“A Past and Future of Judicial Elections: The Case of Montana”

Anthony Johnstone has posted this draft on SSRN (Appellate Practice and Process).  Here is the abstract:

Judicial elections are approaching their second century in the United States, and they are not going anywhere soon. Now, recent deregulation of campaigns and elections through successful constitutional challenges also reaches judicial campaigns and elections. Many of the legal and ethical constraints on judicial campaign speech and finance, once a realm of electoral exceptionalism respecting the distinct office of a judge, fell to these challenges alongside their political campaign analogues. The remaining exceptions, which protect a core of judicial impartiality from due process violations, are inconsequential to most modern judicial campaigns. Judicial campaigns quickly learned the political tactics of the Citizens United era, prompting a flood of attack ads financed by independent expenditures, some of which are not fully disclosed. Meanwhile, state courts in general, and state supreme courts in particular, remain important players in increasingly polarized debates in state law and politics. Case by case, issue by issue, term by term, the polarization of the political branches runs to the courts. This is the new normal in judicial elections.

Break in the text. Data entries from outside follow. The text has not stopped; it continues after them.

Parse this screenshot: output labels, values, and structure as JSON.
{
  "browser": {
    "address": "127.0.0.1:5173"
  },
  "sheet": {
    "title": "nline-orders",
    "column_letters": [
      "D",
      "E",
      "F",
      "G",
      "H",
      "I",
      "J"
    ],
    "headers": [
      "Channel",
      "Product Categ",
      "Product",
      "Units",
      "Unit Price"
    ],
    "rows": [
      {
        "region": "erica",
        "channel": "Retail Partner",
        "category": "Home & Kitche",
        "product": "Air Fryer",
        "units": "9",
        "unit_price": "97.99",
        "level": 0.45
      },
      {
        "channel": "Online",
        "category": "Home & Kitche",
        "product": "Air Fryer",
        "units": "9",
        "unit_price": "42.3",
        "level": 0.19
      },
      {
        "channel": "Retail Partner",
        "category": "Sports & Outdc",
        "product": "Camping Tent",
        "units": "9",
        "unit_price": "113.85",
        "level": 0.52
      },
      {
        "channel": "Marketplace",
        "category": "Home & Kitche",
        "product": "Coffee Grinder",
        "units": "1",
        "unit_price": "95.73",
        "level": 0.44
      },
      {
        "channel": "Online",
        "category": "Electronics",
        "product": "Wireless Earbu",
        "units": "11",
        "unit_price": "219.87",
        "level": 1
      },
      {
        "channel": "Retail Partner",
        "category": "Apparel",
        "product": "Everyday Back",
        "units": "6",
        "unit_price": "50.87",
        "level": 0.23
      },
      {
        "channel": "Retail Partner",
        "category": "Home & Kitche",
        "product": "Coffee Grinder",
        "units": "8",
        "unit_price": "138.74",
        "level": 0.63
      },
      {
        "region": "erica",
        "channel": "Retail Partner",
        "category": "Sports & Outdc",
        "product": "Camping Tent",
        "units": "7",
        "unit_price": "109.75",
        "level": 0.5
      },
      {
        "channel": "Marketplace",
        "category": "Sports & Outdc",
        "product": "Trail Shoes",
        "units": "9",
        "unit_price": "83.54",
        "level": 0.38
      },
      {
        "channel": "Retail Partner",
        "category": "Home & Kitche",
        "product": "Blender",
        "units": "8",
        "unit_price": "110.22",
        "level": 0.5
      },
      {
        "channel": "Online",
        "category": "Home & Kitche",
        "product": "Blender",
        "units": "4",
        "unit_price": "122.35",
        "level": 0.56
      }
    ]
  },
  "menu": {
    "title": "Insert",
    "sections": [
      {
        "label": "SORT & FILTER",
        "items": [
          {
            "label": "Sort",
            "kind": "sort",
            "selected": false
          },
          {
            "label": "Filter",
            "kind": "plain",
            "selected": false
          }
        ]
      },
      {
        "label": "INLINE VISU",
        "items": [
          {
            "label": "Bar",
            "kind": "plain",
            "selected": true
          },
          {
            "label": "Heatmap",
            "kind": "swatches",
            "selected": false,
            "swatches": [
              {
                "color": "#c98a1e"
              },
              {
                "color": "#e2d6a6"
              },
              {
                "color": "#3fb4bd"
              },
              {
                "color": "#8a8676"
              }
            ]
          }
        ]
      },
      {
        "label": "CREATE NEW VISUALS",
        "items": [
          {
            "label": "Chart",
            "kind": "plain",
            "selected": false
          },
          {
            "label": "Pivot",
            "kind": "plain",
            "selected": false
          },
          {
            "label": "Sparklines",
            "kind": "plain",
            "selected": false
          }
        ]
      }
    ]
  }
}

Montana’s election for one of two contested seats on the state supreme court in 2014 exemplifies this new normal. In 2011, the Montana Supreme Court took a lonely and short-lived stand against this state of affairs by attempting to distinguish Montana’s campaigns, including judicial campaigns, from the Supreme Court’s decision in Citizens United. Yet the state’s concerns about financial and outside influence on judicial campaigns date back to before statehood, and continue to inflect judicial politics today. This article searches for lessons from Montana’s experience for the future of American judicial elections. Part II considers the origin of judicial elections and history of reforms in Montana, which is marked both by substantial worries about outside political intervention in state courts and by several innovative responses to it. Part III reviews the practice established by Montana’s reformed model of judicial selection over the past four decades. Part IV examines the Montana Supreme Court’s engagement with Citizens United, followed by a close analysis of an election held in its aftermath: the hard- fought 2014 campaign between incumbent Justice Mike Wheat and challenger Lawrence VanDyke. Part V suggests some preliminary conclusions about the meaning of Citizens United and other recent legal developments for judicial elections in the states, and how states might respond.